Dear Davis,
concerning your first question, I do not know a general procedure for finding the conductor of a map. For the normalization map, however, Corollary 3.6.11 in the textbook "A Singular Introduction to Commutative Algebra" (by Greuel and Pfister) may provide the basis for an iterative algorithm computing the conductor (that is, Ann_A(Abar/A), where Abar
is the normalization of A.
By the way, the radical of the conductor coincides with the radical of the ideal computed by Algorithm 3.6.12 (non-normalLocus) in the book cited above.
Concerning your second question:
> Secondly, working with said hypersurface ... , the results I get seem to
> depend heavily on my base ring. Over Q, Singular seems to think this
> ring is already normal (it's not); ....

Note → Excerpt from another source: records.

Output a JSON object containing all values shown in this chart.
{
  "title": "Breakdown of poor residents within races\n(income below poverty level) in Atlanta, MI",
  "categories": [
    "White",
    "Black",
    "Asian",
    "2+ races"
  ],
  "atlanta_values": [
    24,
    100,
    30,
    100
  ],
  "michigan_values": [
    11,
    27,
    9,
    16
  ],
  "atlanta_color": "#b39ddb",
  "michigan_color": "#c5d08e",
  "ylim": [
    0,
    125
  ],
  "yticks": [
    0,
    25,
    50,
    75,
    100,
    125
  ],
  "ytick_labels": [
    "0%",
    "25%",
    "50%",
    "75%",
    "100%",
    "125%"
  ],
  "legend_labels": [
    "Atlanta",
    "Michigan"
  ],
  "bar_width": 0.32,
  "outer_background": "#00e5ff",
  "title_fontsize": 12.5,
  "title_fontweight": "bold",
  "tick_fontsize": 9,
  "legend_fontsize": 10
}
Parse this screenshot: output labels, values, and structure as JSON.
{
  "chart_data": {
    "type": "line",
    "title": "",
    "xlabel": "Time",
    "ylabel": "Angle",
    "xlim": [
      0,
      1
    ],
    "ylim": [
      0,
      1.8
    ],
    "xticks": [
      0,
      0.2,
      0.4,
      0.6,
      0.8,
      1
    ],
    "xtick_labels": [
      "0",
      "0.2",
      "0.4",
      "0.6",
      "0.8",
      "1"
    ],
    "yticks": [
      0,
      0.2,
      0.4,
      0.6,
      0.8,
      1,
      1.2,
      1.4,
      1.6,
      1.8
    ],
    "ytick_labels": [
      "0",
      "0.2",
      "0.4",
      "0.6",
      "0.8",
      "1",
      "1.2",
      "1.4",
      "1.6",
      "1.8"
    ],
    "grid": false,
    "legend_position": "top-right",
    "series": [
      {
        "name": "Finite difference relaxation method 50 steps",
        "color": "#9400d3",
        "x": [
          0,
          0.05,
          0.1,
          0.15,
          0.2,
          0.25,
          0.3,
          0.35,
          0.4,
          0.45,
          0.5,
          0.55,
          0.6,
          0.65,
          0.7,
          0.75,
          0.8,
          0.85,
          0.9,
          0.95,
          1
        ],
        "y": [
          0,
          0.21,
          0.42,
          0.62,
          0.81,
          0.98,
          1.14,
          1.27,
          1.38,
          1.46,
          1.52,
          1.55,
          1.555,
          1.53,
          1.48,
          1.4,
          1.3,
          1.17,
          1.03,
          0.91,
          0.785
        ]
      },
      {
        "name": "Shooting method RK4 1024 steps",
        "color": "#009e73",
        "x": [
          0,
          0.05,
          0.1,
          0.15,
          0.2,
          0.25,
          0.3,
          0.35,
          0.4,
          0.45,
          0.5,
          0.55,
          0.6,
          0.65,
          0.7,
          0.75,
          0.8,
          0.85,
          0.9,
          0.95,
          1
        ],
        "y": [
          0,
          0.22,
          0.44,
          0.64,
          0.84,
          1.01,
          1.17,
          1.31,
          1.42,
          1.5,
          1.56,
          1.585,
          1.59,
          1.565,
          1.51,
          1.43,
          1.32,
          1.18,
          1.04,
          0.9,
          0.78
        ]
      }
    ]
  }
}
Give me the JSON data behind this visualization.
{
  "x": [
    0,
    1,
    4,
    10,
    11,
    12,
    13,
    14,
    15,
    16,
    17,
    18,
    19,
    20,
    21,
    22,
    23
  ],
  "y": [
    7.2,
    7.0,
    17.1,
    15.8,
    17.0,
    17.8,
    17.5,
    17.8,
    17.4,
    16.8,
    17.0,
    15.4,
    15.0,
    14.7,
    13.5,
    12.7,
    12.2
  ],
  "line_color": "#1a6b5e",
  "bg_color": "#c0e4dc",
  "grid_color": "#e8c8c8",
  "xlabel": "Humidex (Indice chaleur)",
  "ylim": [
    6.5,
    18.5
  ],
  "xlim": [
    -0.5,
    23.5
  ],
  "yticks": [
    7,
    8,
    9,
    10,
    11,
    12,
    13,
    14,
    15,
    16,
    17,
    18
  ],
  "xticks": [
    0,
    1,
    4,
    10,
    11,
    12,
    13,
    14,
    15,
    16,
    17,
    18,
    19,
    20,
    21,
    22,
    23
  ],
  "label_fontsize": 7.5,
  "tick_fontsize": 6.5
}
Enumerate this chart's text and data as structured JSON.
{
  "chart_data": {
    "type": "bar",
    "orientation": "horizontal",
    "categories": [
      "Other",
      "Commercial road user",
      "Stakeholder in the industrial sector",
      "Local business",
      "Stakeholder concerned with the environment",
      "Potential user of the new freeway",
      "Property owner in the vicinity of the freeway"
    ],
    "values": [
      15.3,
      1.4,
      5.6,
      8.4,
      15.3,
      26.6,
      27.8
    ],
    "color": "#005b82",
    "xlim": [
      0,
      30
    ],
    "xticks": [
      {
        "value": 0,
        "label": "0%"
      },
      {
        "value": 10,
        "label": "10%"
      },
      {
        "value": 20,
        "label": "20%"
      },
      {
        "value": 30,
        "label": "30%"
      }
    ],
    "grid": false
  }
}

I cannot reproduce this problem. The following Singular (3-0-0) session computes the normalization of your hypersurface over Q (result coincides with result in char 32003):
Code:
ring r=0,(a,b,c,d,e),dp;
ideal I= d^3+a^2*c*d-a^3*e+2*b*c*d^2-3*a*b*d*e+b^2*c^2*d
-a*b^2*c*e-b^3*e^2;
LIB "normal.lib";
def L=normal(I);
def R=L[1];
setring R; norid; normap;
//->norid[1]=0
//->normap[1]=T(1)
//->normap[2]=T(2)
//->normap[3]=T(3)
//->normap[4]=T(2)*T(4)^2+T(1)*T(4)
//->normap[5]=T(4)^3+T(3)*T(4)
Concerning the computation of the normalization over C, note that one cannot simply define a ring r=(0,complex),..... . This makes SIngular compute with floating point numbers and most Singular routines are not implemented for computing with floating point numbers (at this writing, these kind of rings are only implemented for applications in the context of symbolic-numerical solving).